Avoir le type de profil de Thierno Sall dans l’opposition est salutaire pour l’intérêt et le niveau du débat démocratique. Le célèbre «Nous allons réduire l’opposition à sa plus simple expression» a été une formule malheureuse qui poursuivra son auteur, même au terme de sa carrière politique. Elle rappelle le triste ma waxon waxet qu’a traîné Abdoulaye Wade tel un fardeau. Le Sénégal est une démocratie ; une démocratie s’honore d’avoir une opposition vive et féconde. Parmi celle-ci, diverse et foisonnante, figurent des populistes et des démagogues mais aussi, heureusement, des personnalités républicaines au sens élevé des responsabilités, à l’instar de Théodore Monteil, Ibrahima Dème ou Thierno Sall.

Ce dernier est exigeant, parfois peu souple, mais honnête et responsable. Sauf catastrophe, il sera député de la prochaine législature, et c’est une très bonne nouvelle pour le débat démocratique et la vitalité de l’opposition républicaine. Thierno Sall fera un excellent député, s’il met sa hargne et sa compétence au service de son mandat pendant cinq années.

Il ne sera pas dans les coups d’éclat, n’échangera ni insultes ni coups de poing dans ce lieu sacré des institutions républicaines. J’ai foi en la capacité de l’homme à être un «député du peuple», expression depuis galvaudée, mais dont la signification première me semble juste.
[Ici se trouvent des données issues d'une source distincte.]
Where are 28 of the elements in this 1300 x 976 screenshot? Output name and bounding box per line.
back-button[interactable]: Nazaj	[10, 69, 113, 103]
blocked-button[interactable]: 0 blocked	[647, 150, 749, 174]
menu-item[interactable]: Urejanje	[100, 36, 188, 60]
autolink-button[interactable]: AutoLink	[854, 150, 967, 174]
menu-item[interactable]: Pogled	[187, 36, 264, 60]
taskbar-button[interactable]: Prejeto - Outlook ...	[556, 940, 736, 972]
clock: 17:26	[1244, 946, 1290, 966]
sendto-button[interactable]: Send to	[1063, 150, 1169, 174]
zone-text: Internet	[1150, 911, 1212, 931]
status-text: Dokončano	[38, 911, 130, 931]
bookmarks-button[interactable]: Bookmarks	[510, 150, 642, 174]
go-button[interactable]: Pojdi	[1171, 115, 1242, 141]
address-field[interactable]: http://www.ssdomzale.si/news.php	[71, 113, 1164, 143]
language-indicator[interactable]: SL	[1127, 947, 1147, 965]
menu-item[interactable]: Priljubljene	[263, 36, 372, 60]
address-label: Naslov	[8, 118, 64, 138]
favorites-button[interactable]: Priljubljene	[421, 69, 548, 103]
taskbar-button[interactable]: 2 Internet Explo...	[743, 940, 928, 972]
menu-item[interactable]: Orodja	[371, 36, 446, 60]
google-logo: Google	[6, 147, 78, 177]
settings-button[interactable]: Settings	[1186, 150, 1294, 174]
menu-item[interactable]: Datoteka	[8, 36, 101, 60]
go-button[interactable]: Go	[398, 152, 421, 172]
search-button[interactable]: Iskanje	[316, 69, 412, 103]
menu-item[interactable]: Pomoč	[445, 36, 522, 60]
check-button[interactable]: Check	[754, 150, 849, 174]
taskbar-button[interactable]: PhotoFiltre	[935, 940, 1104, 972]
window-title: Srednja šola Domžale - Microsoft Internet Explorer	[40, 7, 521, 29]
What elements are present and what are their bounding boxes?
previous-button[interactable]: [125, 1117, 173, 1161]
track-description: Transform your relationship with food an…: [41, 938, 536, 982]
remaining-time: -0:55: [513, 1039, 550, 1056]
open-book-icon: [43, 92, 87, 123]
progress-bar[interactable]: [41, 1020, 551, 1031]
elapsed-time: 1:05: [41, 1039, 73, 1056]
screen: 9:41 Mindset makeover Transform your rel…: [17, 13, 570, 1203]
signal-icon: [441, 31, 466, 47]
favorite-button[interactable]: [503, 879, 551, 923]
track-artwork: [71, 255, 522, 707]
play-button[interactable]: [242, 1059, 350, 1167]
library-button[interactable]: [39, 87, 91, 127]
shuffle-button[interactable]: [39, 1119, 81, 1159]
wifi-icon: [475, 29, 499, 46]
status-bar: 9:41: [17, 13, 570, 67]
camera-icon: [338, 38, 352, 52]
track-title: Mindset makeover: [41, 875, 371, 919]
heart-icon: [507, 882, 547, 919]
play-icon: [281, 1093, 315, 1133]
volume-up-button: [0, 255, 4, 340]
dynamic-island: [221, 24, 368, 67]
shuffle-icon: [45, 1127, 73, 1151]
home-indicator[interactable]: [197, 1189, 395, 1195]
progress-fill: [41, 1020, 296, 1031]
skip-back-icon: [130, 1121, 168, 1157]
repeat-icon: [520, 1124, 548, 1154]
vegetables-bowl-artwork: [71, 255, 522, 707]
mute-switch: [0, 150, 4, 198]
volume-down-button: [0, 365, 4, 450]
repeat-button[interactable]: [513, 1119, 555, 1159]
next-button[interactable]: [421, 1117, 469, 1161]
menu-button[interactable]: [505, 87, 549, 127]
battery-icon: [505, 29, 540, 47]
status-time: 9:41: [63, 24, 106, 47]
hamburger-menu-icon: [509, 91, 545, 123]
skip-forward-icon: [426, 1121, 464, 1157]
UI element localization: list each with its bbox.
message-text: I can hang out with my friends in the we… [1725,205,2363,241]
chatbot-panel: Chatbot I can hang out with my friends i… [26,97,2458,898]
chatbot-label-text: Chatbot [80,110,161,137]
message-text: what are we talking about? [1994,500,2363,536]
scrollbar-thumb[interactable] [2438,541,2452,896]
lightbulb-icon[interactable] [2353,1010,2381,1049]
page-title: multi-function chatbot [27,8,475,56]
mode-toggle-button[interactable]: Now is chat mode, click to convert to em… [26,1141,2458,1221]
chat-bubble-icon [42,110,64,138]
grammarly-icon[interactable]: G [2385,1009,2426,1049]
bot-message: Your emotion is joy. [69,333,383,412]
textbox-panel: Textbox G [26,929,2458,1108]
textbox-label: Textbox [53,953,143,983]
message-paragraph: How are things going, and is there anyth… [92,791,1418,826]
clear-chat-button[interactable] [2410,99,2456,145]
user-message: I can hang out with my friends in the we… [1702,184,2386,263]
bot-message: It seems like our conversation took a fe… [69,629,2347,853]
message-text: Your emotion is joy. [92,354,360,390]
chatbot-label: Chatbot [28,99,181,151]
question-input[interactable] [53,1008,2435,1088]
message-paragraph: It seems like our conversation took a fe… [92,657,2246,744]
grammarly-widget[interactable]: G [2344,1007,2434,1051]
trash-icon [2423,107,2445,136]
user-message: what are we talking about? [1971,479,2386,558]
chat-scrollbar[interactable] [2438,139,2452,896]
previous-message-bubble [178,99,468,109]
La filiation de gauche et le courage de l’homme l’obligent, malgré l’adversité virulente et radicale au régime Bby, à ne jamais se départir de l’exigence de hauteur et de responsabilité. Le débat public est pris en otage par des excessifs et des insignifiants de tous bords. Ces derniers paradent et veulent sponsoriser toutes nos idées pour voir laquelle est digne d’être portée. La vulgarité a pris ses aises dans le corps politique. Or, dans un tel contexte, être révolutionnaire, c’est faire preuve de nuance dans le propos tout en étant ferme sur les principes.

Le chef de la République des Valeurs fait face à la meute, ignore les médisances de journalistes et commentateurs partisans et arides. Il refuse les injonctions à la soumission. Il a été l’un des premiers à s’opposer fermement à l’appel à la violation de la Constitution et au report des élections porté par la bien bavarde société civile de Twitter quand «la liste» de cette dernière a été rejetée par le Conseil constitutionnel.

Thierno Sall est une métaphore humaine de l’insoumission. Pas surprenant, pour un homme qui a fourbi ses armes dans le syndicalisme lycéen et dans les arcanes du vieux parti de gauche And Jëf, fabrique précieuse de penseurs et de militants en col Mao dont l’influence sur la politique sénégalaise est vieille de plusieurs décennies. La formation académique, la culture politique, l’expérience de l’Etat font de Thierno Alassane Sall un esprit, un rebelle, qui ne verse ni dans le folklore dépolitisant ni dans l’injure permanente.